HRW dénonce un usage « excessif et parfois létal » de la force contre les manifestants

« L’usage illégal et excessif de la force contre des manifestants pour la plupart pacifiques illustre le mépris total des autorités libanaises pour leur propre peuple », estime le directeur adjoint de la division Moyen-Orient et Afrique du Nord de l’organisation.


HRW dénonce un usage « excessif et parfois létal » de la force contre les manifestants

Un médecin libanais montre les photos d’un patient dont le corps a été criblé de tirs de chevrotine, alors qu’il prenait part à la manifestation du 8 août à Beyrouth. Anwar Amro/AFP

L’organisation internationale de défense des droits de l’homme Human Rights Watch (HRW) a accusé hier les forces de sécurité libanaises d’avoir fait un usage « excessif et parfois létal » de la force contre les manifestants, appelant à un arrêt immédiat de l’utilisation de certains projectiles et à une enquête indépendante sur ces abus. Ces propos accablants interviennent au lendemain d’une déclaration du ministre démissionnaire de l’Intérieur, Mohammad Fahmi, dans laquelle il a fermement nié l’usage de balles en caoutchouc contre les protestataires.

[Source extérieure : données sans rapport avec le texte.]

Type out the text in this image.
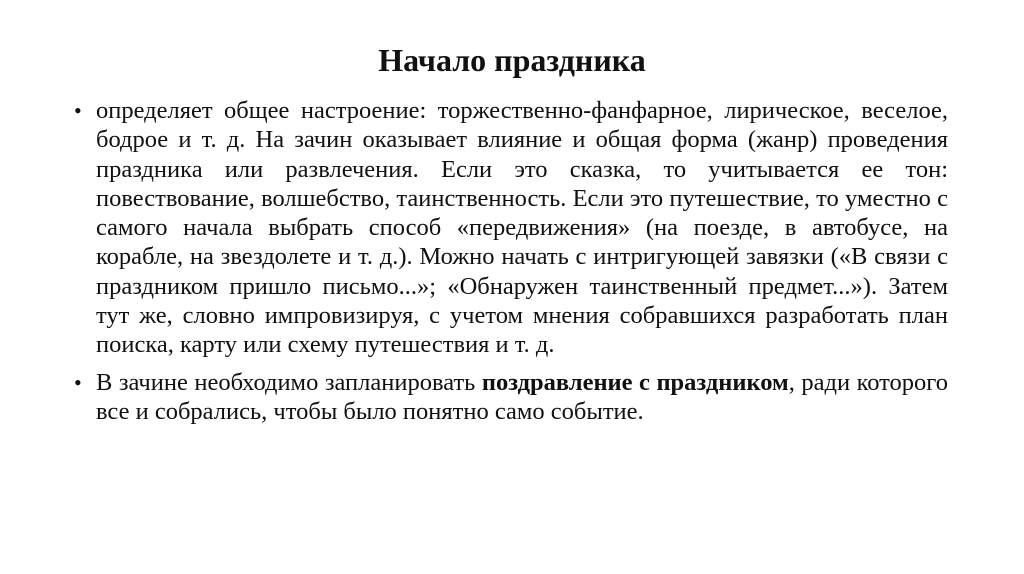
Начало праздника
• определяет общее настроение: торжественно-фанфарное, лирическое, веселое, бодрое и т. д. На зачин оказывает влияние и общая форма (жанр) проведения праздника или развлечения. Если это сказка, то учитывается ее тон: повествование, волшебство, таинственность. Если это путешествие, то уместно с самого начала выбрать способ «передвижения» (на поезде, в автобусе, на корабле, на звездолете и т. д.). Можно начать с интригующей завязки («В связи с праздником пришло письмо...»; «Обнаружен таинственный предмет...»). Затем тут же, словно импровизируя, с учетом мнения собравшихся разработать план поиска, карту или схему путешествия и т. д.
• В зачине необходимо запланировать поздравление с праздником, ради которого все и собрались, чтобы было понятно само событие.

Se basant sur des observations de terrain et des entretiens menés avec des manifestants et des médecins, HRW a accusé les forces de sécurité d’avoir « tiré à balles réelles, avec des projectiles métalliques ou des projectiles à impact cinétique comme les balles en caoutchouc, notamment sur du personnel de santé ». « La police a fait usage de quantités excessives de gaz lacrymogène, notamment contre des postes de secours. Plusieurs cartouches de gaz lacrymogène ont été tirées directement sur les manifestants, frappant certains d’entre eux à la tête et à la nuque », peut-on lire dans un communiqué de l’organisation internationale. « Human Rights Watch n’avait jamais documenté l’utilisation de munitions au plomb par les forces de sécurité libanaises », précise le texte. Lors de la manifestation du 8 août, au cours de laquelle des milliers de contestataires ont accusé le pouvoir en place d’avoir provoqué par sa négligence la double explosion du port le 4 août et réclamé un changement radical de système politique, 728 personnes ont été blessées et au moins 153 d’entre elles ont dû être hospitalisées. Sur les réseaux sociaux, de nombreuses personnes avaient montré leurs blessures et affirmé avoir été victimes de tirs de chevrotine. Plusieurs médecins avaient également dénoncé les violences policières, photos à l’appui. Le président de l’ordre des médecins de Beyrouth, Charaf Abou Charaf, était également monté au créneau il y a deux semaines et avait appelé Mohammad Fahmi à interdire l’utilisation des balles en caoutchouc par les forces de l’ordre lors des manifestations ou, au moins, à donner des instructions claires aux policiers concernant leur usage. Le ministre démissionnaire de l’Intérieur a pour sa part assuré, dans une réponse datée du 14 août et rendue publique mardi, que les forces de l’ordre n’utilisaient plus de balles en caoutchouc depuis des mois.

Enquête indépendante

« Les forces de sécurité ont également jeté des pierres sur les manifestants et les ont passés à tabac », a encore déploré HRW qui lance notamment ses accusations contre « la police du Parlement, les Forces de sécurité intérieure (FSI), les forces armées libanaises et des forces non identifiées en tenue civile ». L’ONG souligne par ailleurs que la plupart des manifestants étaient pacifiques et que, bien que certains aient lancé des projectiles sur les forces de l’ordre et pillé et brûlé des biens publics et privés, cela ne justifie pas « l’usage excessif et parfois non provoqué de la force par les forces de sécurité ». « Les forces de sécurité devraient immédiatement mettre fin à l’utilisation de projectiles métalliques tirés avec des fusils de chasse et d’autres munitions à l’aveugle », a encore déclaré HRW, qui appelle à une « enquête indépendante ». Et d’inviter « les donateurs internationaux qui financent les forces de sécurité libanaises à enquêter pour savoir si leur soutien est allé aux unités qui ont commis ces abus et, si c’est le cas, y mettre fin sur-le-champ ». HRW souligne en outre n’avoir reçu aucune réponse de la part des autorités concernant des questions envoyées sur la conduite des forces de sécurité.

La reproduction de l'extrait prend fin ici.